Para uns, "se o não é garantido, então há que se buscar o sim", para ele, nem a chance de receber o não lhe era conferida. Foi a primeira vez, numa morna quermesse de igreja, sob o índigo manto do universo descrente de nós a observar a confusa vida dos homens abaixo, que sentiu o frio interior e, com um sopro vindo de fora, observou a única vela se apagar. Aquela única acesa por dentro. Tiraram-no até o direito ao não. Deixaram o ambiente e o silêncio.

Certa noite, ao visitar o templo seu, notou-o estranho, mexido.

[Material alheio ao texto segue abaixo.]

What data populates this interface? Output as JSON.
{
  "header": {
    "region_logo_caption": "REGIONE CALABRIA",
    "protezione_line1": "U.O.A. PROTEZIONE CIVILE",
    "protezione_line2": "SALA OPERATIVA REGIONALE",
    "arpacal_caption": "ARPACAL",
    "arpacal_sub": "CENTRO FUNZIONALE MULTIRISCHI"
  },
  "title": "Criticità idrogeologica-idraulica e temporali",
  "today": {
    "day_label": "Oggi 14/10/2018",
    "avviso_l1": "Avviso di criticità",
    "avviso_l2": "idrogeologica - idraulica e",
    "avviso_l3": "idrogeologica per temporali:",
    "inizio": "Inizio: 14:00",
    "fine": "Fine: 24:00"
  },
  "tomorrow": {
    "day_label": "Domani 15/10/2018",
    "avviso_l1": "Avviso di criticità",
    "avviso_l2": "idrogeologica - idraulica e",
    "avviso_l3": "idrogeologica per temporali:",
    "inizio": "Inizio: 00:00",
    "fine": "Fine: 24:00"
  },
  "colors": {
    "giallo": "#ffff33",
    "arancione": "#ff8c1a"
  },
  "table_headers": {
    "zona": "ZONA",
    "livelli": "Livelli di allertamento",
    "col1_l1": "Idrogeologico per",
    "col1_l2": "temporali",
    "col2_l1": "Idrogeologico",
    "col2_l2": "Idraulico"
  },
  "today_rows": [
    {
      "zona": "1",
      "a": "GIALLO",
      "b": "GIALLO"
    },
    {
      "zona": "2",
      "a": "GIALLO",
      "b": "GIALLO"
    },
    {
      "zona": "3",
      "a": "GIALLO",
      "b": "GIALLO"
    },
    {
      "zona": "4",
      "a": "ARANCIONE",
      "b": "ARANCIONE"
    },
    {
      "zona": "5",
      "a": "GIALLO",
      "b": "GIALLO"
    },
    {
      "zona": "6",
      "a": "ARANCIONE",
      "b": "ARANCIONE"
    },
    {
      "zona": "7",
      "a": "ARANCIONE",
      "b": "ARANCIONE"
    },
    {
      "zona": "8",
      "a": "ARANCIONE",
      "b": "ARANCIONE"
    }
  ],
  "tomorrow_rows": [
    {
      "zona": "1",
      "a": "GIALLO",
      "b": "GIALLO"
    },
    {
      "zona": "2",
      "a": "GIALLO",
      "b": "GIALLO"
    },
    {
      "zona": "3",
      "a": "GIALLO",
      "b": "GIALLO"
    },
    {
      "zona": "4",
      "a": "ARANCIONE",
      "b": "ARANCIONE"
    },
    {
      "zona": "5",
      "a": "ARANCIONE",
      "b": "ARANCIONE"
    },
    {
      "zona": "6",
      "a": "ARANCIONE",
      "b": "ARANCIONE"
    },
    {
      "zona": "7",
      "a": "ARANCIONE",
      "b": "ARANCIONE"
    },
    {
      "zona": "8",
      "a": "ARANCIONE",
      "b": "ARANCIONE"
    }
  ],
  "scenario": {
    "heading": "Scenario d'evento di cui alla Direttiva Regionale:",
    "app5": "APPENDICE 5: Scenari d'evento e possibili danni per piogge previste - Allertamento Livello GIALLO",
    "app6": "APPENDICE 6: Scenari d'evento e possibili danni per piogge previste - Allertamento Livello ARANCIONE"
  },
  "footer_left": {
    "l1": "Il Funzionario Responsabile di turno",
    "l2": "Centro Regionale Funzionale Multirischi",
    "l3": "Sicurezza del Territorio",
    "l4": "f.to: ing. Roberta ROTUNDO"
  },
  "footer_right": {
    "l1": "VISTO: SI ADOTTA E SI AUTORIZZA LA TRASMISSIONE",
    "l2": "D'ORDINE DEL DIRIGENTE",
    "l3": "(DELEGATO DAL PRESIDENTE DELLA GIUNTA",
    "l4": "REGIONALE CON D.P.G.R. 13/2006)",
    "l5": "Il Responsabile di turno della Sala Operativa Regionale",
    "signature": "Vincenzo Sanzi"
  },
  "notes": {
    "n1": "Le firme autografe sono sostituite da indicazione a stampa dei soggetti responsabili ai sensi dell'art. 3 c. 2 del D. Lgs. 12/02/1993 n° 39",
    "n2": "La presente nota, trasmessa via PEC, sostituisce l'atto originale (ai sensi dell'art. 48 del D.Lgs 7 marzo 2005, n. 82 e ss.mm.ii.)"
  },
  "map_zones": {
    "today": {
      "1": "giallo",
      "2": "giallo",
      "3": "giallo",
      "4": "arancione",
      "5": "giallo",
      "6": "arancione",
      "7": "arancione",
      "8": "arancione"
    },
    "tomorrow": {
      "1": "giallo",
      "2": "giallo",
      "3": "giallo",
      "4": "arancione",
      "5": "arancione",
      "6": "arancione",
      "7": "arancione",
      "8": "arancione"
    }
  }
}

Teve sua última conversa. "Então vai ser assim? Jura que sou e serei assim? Justo eu... Justo! Aceito a condição. Sempre aceitei", sussurrou enquanto tomava cuidado para não apagar a única vela recém-acesa a amornar seus cômodos incômodos.

De um sentir que dispensava palavras proferidas como mistérios pelo mudo infinito, encerrou ele sua própria oração: "E não precisa se explicar, eu conheço a verdade nos nossos corações".